Le turbot (définition pour un cuisinier): poisson noble à la chair blanche et goûteuse.
L’italien Gioachino Rossini (1792-1868), compte parmi les plus grands compositeurs du XIXe siècle. Malgré l’étendue du répertoire de ses oeuvres, son nom se rattache à l’opéra (trente-neuf opéras), dont le plus populaire est Il barbiere di Siviglia (d’après le Barbier de Séville de Beaumarchais). Installé définitivement à Paris en 1848, réputé pour être un grand amateur de gastronomie et de vins rares (sa cave était légendaire!), Rossini fréquentait assidûment La Tour d’Argent, Bofinger et la Maison dorée où il avait une table attitrée à chaque lieu. Parallèlement à la musique, il composait des pages culinaires auxquelles il donna le nom de ses opéras (Les bouchées de la Pie voleuse, Tarte Guillaume Tell) et baptisa ses Péchés de vieillesse selon son inspiration gourmande (Hachis romantique, Petite Valse à l’huile de ricin). Il fut également auteur d’un Livre de cuisine. Quant au célèbre tournedos Rossini, nul n’en connaît le véritable créateur : était-ce son ami Antonin Carême gastronome de renom, Casimir Moisson chef de la Maison Dorée, ou peut-être Rossini lui-même? Quoiqu’il en soit, Rossini aimait confectionner des plats riches à base de foie gras et de truffes, qui entrent dans la composition des plats portant son nom … Doté d’un grand sens de l’humour, Rossini n’hésitait pas à brocarder ses contemporains, qu’ils fussent interprètes ou compositeurs…dont le jeune Wagner!

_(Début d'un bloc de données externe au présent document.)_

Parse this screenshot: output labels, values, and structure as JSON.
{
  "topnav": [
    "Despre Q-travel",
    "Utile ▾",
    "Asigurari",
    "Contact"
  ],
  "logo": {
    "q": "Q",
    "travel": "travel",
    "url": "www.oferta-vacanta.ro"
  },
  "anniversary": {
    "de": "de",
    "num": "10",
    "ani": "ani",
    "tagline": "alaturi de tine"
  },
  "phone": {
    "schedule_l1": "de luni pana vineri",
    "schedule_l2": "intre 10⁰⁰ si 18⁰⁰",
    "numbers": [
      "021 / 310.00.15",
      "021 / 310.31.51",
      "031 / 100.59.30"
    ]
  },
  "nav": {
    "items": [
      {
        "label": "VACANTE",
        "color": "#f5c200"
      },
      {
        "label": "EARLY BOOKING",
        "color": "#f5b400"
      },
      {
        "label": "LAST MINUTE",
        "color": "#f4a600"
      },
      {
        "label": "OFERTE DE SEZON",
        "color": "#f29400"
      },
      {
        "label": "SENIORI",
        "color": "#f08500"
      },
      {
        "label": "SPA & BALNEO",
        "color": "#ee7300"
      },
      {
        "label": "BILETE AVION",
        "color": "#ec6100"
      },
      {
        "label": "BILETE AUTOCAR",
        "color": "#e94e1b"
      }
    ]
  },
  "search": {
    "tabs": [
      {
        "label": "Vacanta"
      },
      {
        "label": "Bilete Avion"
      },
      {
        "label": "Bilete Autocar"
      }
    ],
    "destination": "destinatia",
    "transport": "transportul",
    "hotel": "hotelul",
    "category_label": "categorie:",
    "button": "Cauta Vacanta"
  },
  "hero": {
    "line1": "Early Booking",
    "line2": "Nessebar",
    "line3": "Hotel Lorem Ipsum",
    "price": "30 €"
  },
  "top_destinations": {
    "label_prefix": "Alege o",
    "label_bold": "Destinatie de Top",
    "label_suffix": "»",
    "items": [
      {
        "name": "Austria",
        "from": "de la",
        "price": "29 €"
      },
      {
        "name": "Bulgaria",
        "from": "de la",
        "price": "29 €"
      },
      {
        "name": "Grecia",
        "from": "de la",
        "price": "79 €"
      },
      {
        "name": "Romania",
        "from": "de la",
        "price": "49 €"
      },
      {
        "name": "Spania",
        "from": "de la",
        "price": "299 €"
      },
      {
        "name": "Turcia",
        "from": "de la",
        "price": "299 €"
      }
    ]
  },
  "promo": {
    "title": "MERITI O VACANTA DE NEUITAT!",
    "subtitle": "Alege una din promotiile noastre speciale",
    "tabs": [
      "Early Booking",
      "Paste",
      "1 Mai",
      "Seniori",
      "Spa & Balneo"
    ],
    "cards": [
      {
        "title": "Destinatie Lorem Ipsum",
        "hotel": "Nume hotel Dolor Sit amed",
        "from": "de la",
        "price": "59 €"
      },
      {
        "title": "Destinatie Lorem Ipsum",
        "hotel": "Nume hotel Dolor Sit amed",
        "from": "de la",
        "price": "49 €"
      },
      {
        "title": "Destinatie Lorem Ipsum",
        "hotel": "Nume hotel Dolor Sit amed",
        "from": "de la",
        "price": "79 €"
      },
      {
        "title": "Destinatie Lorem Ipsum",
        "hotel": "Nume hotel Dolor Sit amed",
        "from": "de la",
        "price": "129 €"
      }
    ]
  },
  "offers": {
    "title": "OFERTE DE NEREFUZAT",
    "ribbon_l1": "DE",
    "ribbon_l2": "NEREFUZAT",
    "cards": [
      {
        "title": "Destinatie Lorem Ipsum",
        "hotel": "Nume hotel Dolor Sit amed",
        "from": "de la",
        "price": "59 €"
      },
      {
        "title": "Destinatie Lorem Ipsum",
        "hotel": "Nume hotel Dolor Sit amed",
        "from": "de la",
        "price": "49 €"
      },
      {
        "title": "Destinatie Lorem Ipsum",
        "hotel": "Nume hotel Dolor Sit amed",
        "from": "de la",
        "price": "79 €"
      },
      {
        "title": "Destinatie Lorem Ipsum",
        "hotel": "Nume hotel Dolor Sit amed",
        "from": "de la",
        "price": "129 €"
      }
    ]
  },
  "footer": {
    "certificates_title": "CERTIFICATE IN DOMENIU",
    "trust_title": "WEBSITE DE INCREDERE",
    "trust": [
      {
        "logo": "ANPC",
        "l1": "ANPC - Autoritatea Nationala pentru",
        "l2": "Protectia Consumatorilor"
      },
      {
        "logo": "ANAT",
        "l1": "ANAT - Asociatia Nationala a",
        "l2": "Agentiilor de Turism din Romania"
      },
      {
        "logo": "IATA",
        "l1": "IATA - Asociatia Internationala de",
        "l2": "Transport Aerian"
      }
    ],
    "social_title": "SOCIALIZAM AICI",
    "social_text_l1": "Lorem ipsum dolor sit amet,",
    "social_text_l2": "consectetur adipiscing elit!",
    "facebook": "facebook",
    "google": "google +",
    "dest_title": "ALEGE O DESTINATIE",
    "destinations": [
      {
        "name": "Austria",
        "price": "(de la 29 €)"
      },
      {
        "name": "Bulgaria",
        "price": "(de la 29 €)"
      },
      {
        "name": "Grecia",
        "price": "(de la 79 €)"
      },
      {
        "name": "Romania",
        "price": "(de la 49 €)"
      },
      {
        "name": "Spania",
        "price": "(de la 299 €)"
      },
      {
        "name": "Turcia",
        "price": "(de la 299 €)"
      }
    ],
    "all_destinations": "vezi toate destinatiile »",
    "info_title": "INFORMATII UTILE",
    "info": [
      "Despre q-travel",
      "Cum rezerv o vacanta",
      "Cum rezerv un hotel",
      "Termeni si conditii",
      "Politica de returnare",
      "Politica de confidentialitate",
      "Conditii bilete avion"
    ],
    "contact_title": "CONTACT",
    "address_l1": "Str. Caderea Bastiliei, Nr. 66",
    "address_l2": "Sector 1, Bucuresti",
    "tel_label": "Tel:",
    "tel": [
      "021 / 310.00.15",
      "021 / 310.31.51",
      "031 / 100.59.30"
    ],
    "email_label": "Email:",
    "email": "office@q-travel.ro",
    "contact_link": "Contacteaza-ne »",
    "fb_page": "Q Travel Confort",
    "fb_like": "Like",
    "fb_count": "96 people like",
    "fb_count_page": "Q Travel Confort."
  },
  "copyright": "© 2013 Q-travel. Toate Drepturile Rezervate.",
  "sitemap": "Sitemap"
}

Une savoureuse petite anecdote…
« On affirmait donc qu’à l’un des dîners hebdomadaires, où l’auteur du Barbier réunissait quelques convives de marque, les domestiques, à la mention du menu « Turbot à l’allemande » présentèrent d’abord aux invités, une sauce fort appétissante, dont chacun prit sa part. Puis, brusquement, le service fut interrompu. Qui ne vint pas, ce fut le turbot. Les convives s’interrogeant les uns les autres, devinrent perplexes ; que faire de cette sauce ? — Alors Rossini jouissant malicieusement de leur embarras, tout en avalant lui-même la sauce : « Eh quoi, se serait-il exclamé, qu’attendez-vous encore? Goûtez cette sauce, croyez-moi, elle est excellente. Quant au turbot, hélas! la pièce principale… C’est juste… le poissonnier au dernier moment a omis de l’apporter; ne vous étonnez pas. N’en est-il pas de même de la musique de Wagner?… Bonne sauce, mais pas de turbot!… pas de mélodie! »
Extrait de La visite de R. Wagner à Rossini (en mars 1860), par Edmond Michotte, éd. Actes Sud, 1906, p. 13-14.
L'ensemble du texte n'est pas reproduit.